IAIN Ambon sebagai sebuah institusi pendidikan tinggi yang sehat dan akuntabel akan selalu berusaha meningkatkan mutu akademiknya secara terus menerus (continuous quality improvement). Peningkatan mutu harus ditanamkan ke dalam dada setiap insan IAIN Ambon, sedemikian rupa sehingga dia menjadi bagian dari semangat hidup masyarakat IAIN Ambon. Penjaminan mutu akademik (academic quality assurance) harus menjadi pendorong dari segala bentuk kegiatan akademik di IAIN Ambon. Inilah yang kita sebut sebagai budaya “striving for excellence,” atau semangat juang mencapai mutu, namun demikian kegiatan-kegiatan nyata bagi mendukung tercapainya cita-cita IAIN Ambon untuk menjadi salah sebuah universitas yang paling bermutu dan terkemuka di Indonesia perlu terus diwujudkan dan digalakkan.
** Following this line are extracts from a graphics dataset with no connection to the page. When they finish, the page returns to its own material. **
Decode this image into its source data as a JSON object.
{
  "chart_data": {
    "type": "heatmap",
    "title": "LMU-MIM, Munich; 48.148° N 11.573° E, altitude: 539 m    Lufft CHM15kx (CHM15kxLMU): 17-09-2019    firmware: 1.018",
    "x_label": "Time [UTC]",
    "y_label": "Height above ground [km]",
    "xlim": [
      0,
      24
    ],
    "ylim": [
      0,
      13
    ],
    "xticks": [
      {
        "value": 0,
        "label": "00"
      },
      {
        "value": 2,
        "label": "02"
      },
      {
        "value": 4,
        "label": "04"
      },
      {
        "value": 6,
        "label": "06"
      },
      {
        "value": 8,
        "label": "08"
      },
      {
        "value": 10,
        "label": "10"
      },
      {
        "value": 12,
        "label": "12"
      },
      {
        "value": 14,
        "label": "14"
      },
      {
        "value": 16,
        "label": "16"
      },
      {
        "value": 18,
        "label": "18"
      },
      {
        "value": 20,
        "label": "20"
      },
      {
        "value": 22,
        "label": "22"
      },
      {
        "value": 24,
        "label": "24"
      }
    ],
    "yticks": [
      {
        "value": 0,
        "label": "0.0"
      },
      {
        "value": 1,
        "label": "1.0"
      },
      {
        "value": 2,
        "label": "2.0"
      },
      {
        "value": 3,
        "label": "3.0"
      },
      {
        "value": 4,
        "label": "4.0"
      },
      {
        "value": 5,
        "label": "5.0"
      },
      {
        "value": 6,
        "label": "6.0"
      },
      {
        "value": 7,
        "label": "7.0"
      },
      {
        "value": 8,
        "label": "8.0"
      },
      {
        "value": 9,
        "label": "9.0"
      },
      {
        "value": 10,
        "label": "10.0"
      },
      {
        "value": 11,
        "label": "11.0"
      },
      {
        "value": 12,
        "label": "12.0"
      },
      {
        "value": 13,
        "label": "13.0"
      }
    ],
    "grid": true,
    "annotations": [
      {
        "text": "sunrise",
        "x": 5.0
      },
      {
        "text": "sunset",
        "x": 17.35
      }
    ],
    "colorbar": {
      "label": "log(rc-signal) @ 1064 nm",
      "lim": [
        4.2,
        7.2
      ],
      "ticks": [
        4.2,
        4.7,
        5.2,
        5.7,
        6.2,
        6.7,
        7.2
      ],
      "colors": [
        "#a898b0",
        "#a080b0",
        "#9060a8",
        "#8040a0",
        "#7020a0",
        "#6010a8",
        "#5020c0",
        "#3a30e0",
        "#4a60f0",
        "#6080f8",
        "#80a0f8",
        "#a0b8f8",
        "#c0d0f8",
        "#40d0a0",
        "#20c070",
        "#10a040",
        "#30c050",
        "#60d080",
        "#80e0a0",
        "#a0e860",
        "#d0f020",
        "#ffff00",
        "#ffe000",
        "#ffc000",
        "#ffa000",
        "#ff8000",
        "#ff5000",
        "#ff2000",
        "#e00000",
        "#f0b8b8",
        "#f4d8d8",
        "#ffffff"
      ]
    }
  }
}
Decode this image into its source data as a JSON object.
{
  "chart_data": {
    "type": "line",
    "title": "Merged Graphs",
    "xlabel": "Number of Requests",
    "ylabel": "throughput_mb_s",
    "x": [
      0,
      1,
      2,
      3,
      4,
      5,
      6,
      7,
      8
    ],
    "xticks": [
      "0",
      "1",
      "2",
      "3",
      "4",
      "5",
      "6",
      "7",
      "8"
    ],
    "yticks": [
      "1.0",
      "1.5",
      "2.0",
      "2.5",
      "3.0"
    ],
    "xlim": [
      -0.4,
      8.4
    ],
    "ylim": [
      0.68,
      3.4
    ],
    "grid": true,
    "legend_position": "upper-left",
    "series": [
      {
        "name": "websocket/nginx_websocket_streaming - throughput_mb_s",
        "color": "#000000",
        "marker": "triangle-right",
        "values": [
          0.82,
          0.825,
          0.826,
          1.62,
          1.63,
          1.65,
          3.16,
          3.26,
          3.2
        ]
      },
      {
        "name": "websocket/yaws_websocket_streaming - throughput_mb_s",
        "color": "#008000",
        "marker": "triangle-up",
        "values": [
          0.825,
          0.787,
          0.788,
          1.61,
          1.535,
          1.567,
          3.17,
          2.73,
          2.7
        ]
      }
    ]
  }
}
Undang-Undang Nomor 20 Tahun 2003 tentang Sistem Pendidikan Nasional menjadi dasar pijakan pelaksanaan pendidikan tinggi di IAIN Ambon, ditambah lagi dengan Undang-Undang Nomor 12 Tahun 2012 tentang Pendidikan Tinggi semakin memperjelas bahwa pendidikan tinggi sebagai bagian dari system pendidikan nasional memiliki peran strategis dalam mencerdaskan kehidupan bangsa dan memajukan ilmu pengetahuan dan teknologi dengan memperhatikan dan menerapkan nilai humaniora serta pembudayaan dan pemberdayaan bangsa Indonesia yang berkelanjutan. Undang Undang ini juga dimaksudkan untuk meningkatkan daya saing bangsa dalam menghadapi globalisasi di segala bidang, diperlukan pendidikan tinggi yang mampu mengembangkan ilmu pengetahuan dan teknologi serta menghasilkan intelektual, ilmuwan, dan/atau profesional yang berbudaya dan kreatif, toleran, demokratis, berkarakter tangguh, serta berani membela kebenaran untuk kepentingan bangsa; Seluruh perangkat di atas kiranya cukup bagi IAIN Ambon untuk melangkah sambil menyusun kekuatan yang lebih baik untuk menjalankan fungsi, tugas serta tanggung jawabnya menjalankan misi mewujudkan visi.